Energized by the nationalist heyday across Europe in the mid-19th century, these proto-Zionists primed the social, political, and religious institutions of Jewish life for the Zionism still to come. Decades before Christians in the West framed Zionism as a claim to “a land without a people for a people without a land,” these ideologues hardly made mention of the people of Palestine.
Perhaps this absence is hardly surprising, given that Palestine existed, in this proto-Zionist imaginary, as nothing more than the crucible for the end of the world. The Zionists’ messianic imaginations, likewise rooted in the land of Palestine, are totally unpeopled too: “We shall hear the trumpet blowing in the Galilee,” wrote Judah al-Kalai, a rabbi from what is now Bulgaria, “and our feet shall stand on the Mount of Olives.” Theodor Herzl himself famously never wrote publicly about the indigenous people of Palestine; the closest he ever came was to say that the Jewish state should be “a rampart of Europe against Asia, an outpost of civilization as opposed to barbarism.”

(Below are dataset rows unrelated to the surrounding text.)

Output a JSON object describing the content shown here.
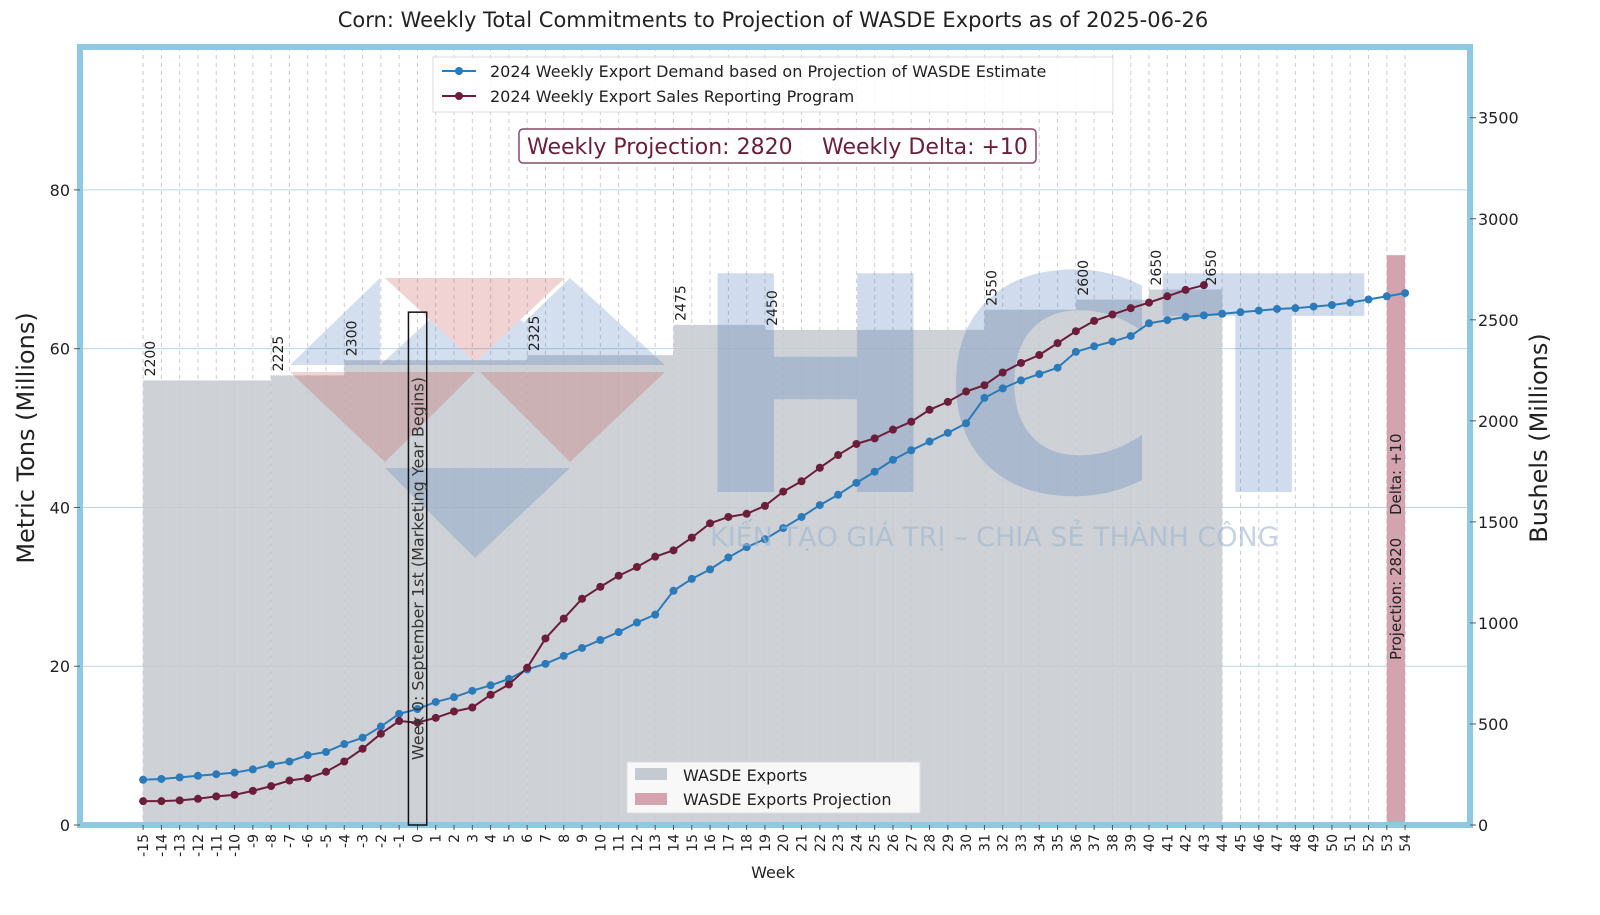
{
  "chart_data": {
    "type": "line",
    "title": "Corn: Weekly Total Commitments to Projection of WASDE Exports as of 2025-06-26",
    "xlabel": "Week",
    "ylabel": "Metric Tons (Millions)",
    "y2label": "Bushels (Millions)",
    "x": [
      -15,
      -14,
      -13,
      -12,
      -11,
      -10,
      -9,
      -8,
      -7,
      -6,
      -5,
      -4,
      -3,
      -2,
      -1,
      0,
      1,
      2,
      3,
      4,
      5,
      6,
      7,
      8,
      9,
      10,
      11,
      12,
      13,
      14,
      15,
      16,
      17,
      18,
      19,
      20,
      21,
      22,
      23,
      24,
      25,
      26,
      27,
      28,
      29,
      30,
      31,
      32,
      33,
      34,
      35,
      36,
      37,
      38,
      39,
      40,
      41,
      42,
      43,
      44,
      45,
      46,
      47,
      48,
      49,
      50,
      51,
      52,
      53,
      54
    ],
    "xlim": [
      -18.45,
      57.55
    ],
    "ylim": [
      0,
      98
    ],
    "yticks": [
      0,
      20,
      40,
      60,
      80
    ],
    "y2lim": [
      0,
      3850
    ],
    "y2ticks": [
      0,
      500,
      1000,
      1500,
      2000,
      2500,
      3000,
      3500
    ],
    "grid": true,
    "legend": "upper center",
    "bar_legend": "lower center",
    "series": [
      {
        "name": "2024 Weekly Export Demand based on Projection of WASDE Estimate",
        "color": "#2b7bba",
        "values": [
          5.7,
          5.8,
          6.0,
          6.2,
          6.4,
          6.6,
          7.0,
          7.6,
          8.0,
          8.8,
          9.2,
          10.2,
          11.0,
          12.4,
          14.0,
          14.6,
          15.5,
          16.1,
          16.9,
          17.6,
          18.4,
          19.6,
          20.3,
          21.3,
          22.3,
          23.3,
          24.3,
          25.5,
          26.5,
          29.5,
          31.0,
          32.2,
          33.7,
          35.0,
          36.0,
          37.4,
          38.8,
          40.3,
          41.6,
          43.1,
          44.5,
          46.0,
          47.2,
          48.3,
          49.4,
          50.6,
          53.8,
          55.0,
          56.0,
          56.8,
          57.6,
          59.6,
          60.3,
          60.9,
          61.6,
          63.2,
          63.6,
          64.0,
          64.2,
          64.4,
          64.6,
          64.8,
          65.0,
          65.1,
          65.3,
          65.5,
          65.8,
          66.2,
          66.6,
          67.0
        ]
      },
      {
        "name": "2024 Weekly Export Sales Reporting Program",
        "color": "#6b1d3a",
        "values": [
          3.0,
          3.0,
          3.1,
          3.3,
          3.6,
          3.8,
          4.3,
          4.9,
          5.6,
          5.9,
          6.7,
          8.0,
          9.6,
          11.5,
          13.1,
          12.9,
          13.5,
          14.3,
          14.8,
          16.4,
          17.7,
          19.8,
          23.5,
          26.0,
          28.5,
          30.0,
          31.4,
          32.5,
          33.8,
          34.6,
          36.2,
          38.0,
          38.8,
          39.2,
          40.2,
          42.0,
          43.3,
          45.0,
          46.6,
          48.0,
          48.7,
          49.8,
          50.8,
          52.3,
          53.3,
          54.6,
          55.4,
          57.0,
          58.2,
          59.2,
          60.7,
          62.2,
          63.5,
          64.3,
          65.1,
          65.8,
          66.6,
          67.4,
          68.0,
          null,
          null,
          null,
          null,
          null,
          null,
          null,
          null,
          null,
          null,
          null
        ]
      }
    ],
    "bars": {
      "name": "WASDE Exports",
      "color": "#c5cad0",
      "axis": "y2",
      "segments": [
        {
          "start": -15,
          "end": -8,
          "value": 2200
        },
        {
          "start": -8,
          "end": -4,
          "value": 2225
        },
        {
          "start": -4,
          "end": 6,
          "value": 2300
        },
        {
          "start": 6,
          "end": 14,
          "value": 2325
        },
        {
          "start": 14,
          "end": 19,
          "value": 2475
        },
        {
          "start": 19,
          "end": 31,
          "value": 2450
        },
        {
          "start": 31,
          "end": 36,
          "value": 2550
        },
        {
          "start": 36,
          "end": 40,
          "value": 2600
        },
        {
          "start": 40,
          "end": 43,
          "value": 2650
        },
        {
          "start": 43,
          "end": 44,
          "value": 2650
        }
      ]
    },
    "projection": {
      "name": "WASDE Exports Projection",
      "color": "#d3a3af",
      "axis": "y2",
      "start": 53,
      "end": 54,
      "value": 2820,
      "label": "Projection: 2820",
      "delta_label": "Delta: +10"
    },
    "summary_box": [
      "Weekly Projection: 2820",
      "Weekly Delta: +10"
    ],
    "week0": {
      "text": "Week 0: September 1st (Marketing Year Begins)",
      "start": 0,
      "end": 1,
      "top": 64.6
    },
    "watermark": {
      "logo": "HCT",
      "slogan": "KIẾN TẠO GIÁ TRỊ – CHIA SẺ THÀNH CÔNG"
    }
  }
}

Palestinians would eventually make their appearance in the Zionist historiography, but crucially only as obstacles to the colonization of Palestine. It is this tension in the canonical texts of Zionist history that animates Sabri Jiryis’s magisterial book The Foundations of Zionism. First published in Arabic in two volumes — the first in 1977 and the second in 1986 — and newly translated by the author’s daughter, the writer Fida Jiryis, the book is an exhaustive history of Zionism’s emergence and its path to domination in Palestine. Sabri Jiryis, who was born a full decade before Israel even existed, studied law at the Hebrew University of Jerusalem and spent much of the 1960s seeking Palestinian self-determination by running for the Knesset. But after multiple stints in prison during those years, and certainly after the Naksa of 1967, his faith in the possibility of coexistence with the state of Israel seems to have vanished. In the new conclusion he has written for the English-language publication of Foundations, he affirms this impasse, given the extent of Israel’s exterminationism; his history of Zionism should be read, in this regard, as a history of the present.

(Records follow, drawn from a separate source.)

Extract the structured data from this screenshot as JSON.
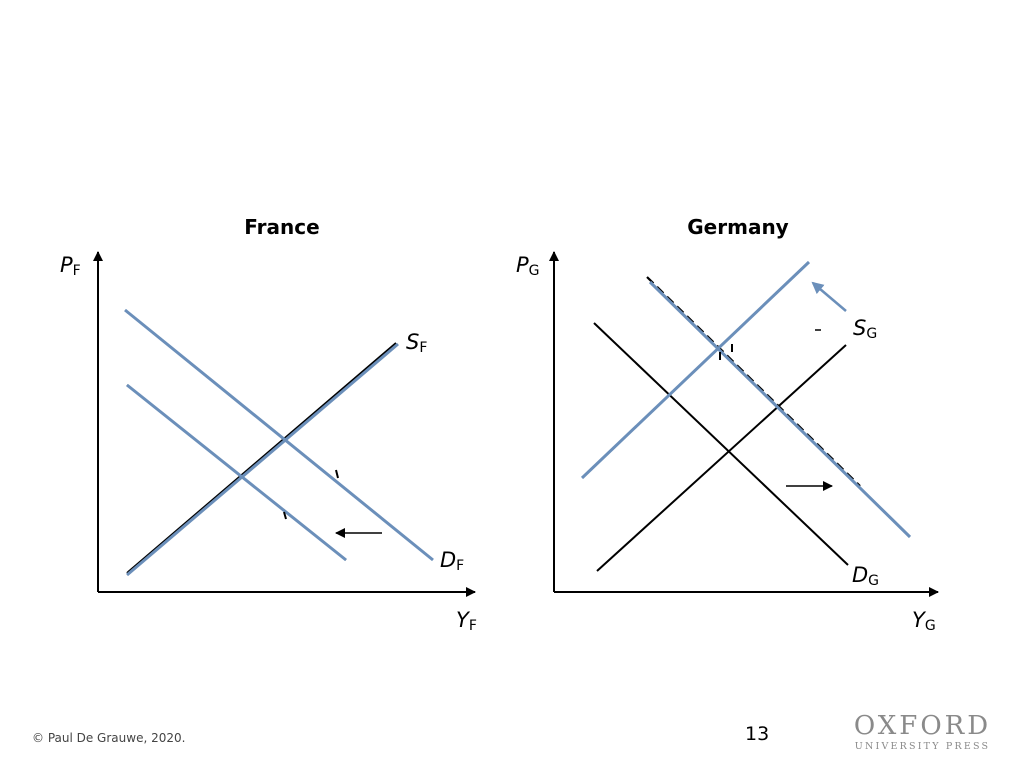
{
  "colors": {
    "ink": "#000000",
    "blue": "#6b8fba",
    "gray": "#8a8a8a"
  },
  "france": {
    "title": "France",
    "y_axis": {
      "main": "P",
      "sub": "F"
    },
    "x_axis": {
      "main": "Y",
      "sub": "F"
    },
    "supply": {
      "main": "S",
      "sub": "F"
    },
    "demand": {
      "main": "D",
      "sub": "F"
    },
    "shift": "left"
  },
  "germany": {
    "title": "Germany",
    "y_axis": {
      "main": "P",
      "sub": "G"
    },
    "x_axis": {
      "main": "Y",
      "sub": "G"
    },
    "supply": {
      "main": "S",
      "sub": "G"
    },
    "demand": {
      "main": "D",
      "sub": "G"
    },
    "shift": "right"
  },
  "footer": {
    "copyright": "© Paul De Grauwe, 2020.",
    "page_number": "13",
    "logo_top": "OXFORD",
    "logo_bottom": "UNIVERSITY PRESS"
  }
}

This is a history that many readers could narrate in fairly broad strokes. Zionism originated in the crucible of European nationalism and imperialism as a solution to the so-called Jewish question in Europe. It found footing in Palestine with the assurances of the Balfour Declaration, and its appeal to European Jews grew as the Holocaust unfolded. By the end of World War II, the political and military infrastructure of Zionism was robust enough to seize upon the power vacuum of British withdrawal from Palestine. This would allow the Zionists to establish the state of Israel through the ethnic cleansing of indigenous Palestinians in the Nakba.
It is indeed a history familiar enough. And yet it is one thing to know the broad strokes; it is another to follow event by event, decision by decision, plan by plan, how it came to pass. The genocide in Gaza, the settlement of the West Bank, the ethnic cleansing of South Lebanon, the bombardment of Iran, and the ultimate vision of “greater Israel” must be understood not merely as acts of monstrous violence but as the culmination of a methodical colonial project that was never inevitable. The history that Jiryis has produced in The Foundations of Zionism is so granular in nature that Theodor Herzl does not appear until more than 150 pages into the book; Britain does not issue the Balfour Declaration until page 312.

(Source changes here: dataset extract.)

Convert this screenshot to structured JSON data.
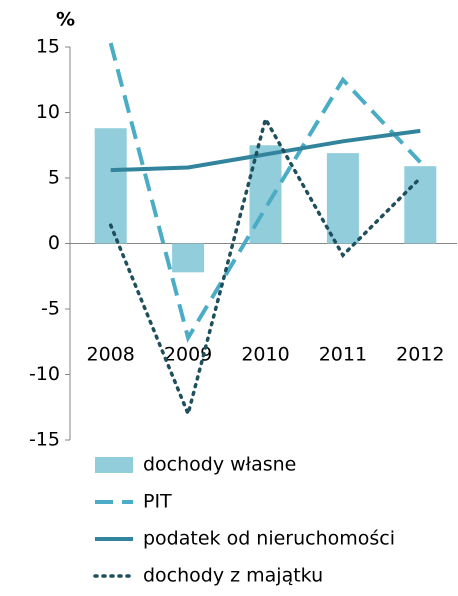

All the more significantly, the bulk of Jiryis’s sources were written in Hebrew; they are sources of history, in other words, by Zionists and for Zionists. This is because Jiryis takes seriously the need to reckon with the implicit logics of Zionism as a worldview, one that, for all its distortions of reality, all its Orientalist deliria, all its destructive tendencies, is at least partially internally coherent. Unlike Edward Said’s injunction to understand Zionism “from the standpoint of its victims,” Jiryis is telling us that those victims have good reason to understand Zionism from the standpoint of its zealots. The stories that Zionists tell of themselves, to themselves are often the most damning indictments of Zionism.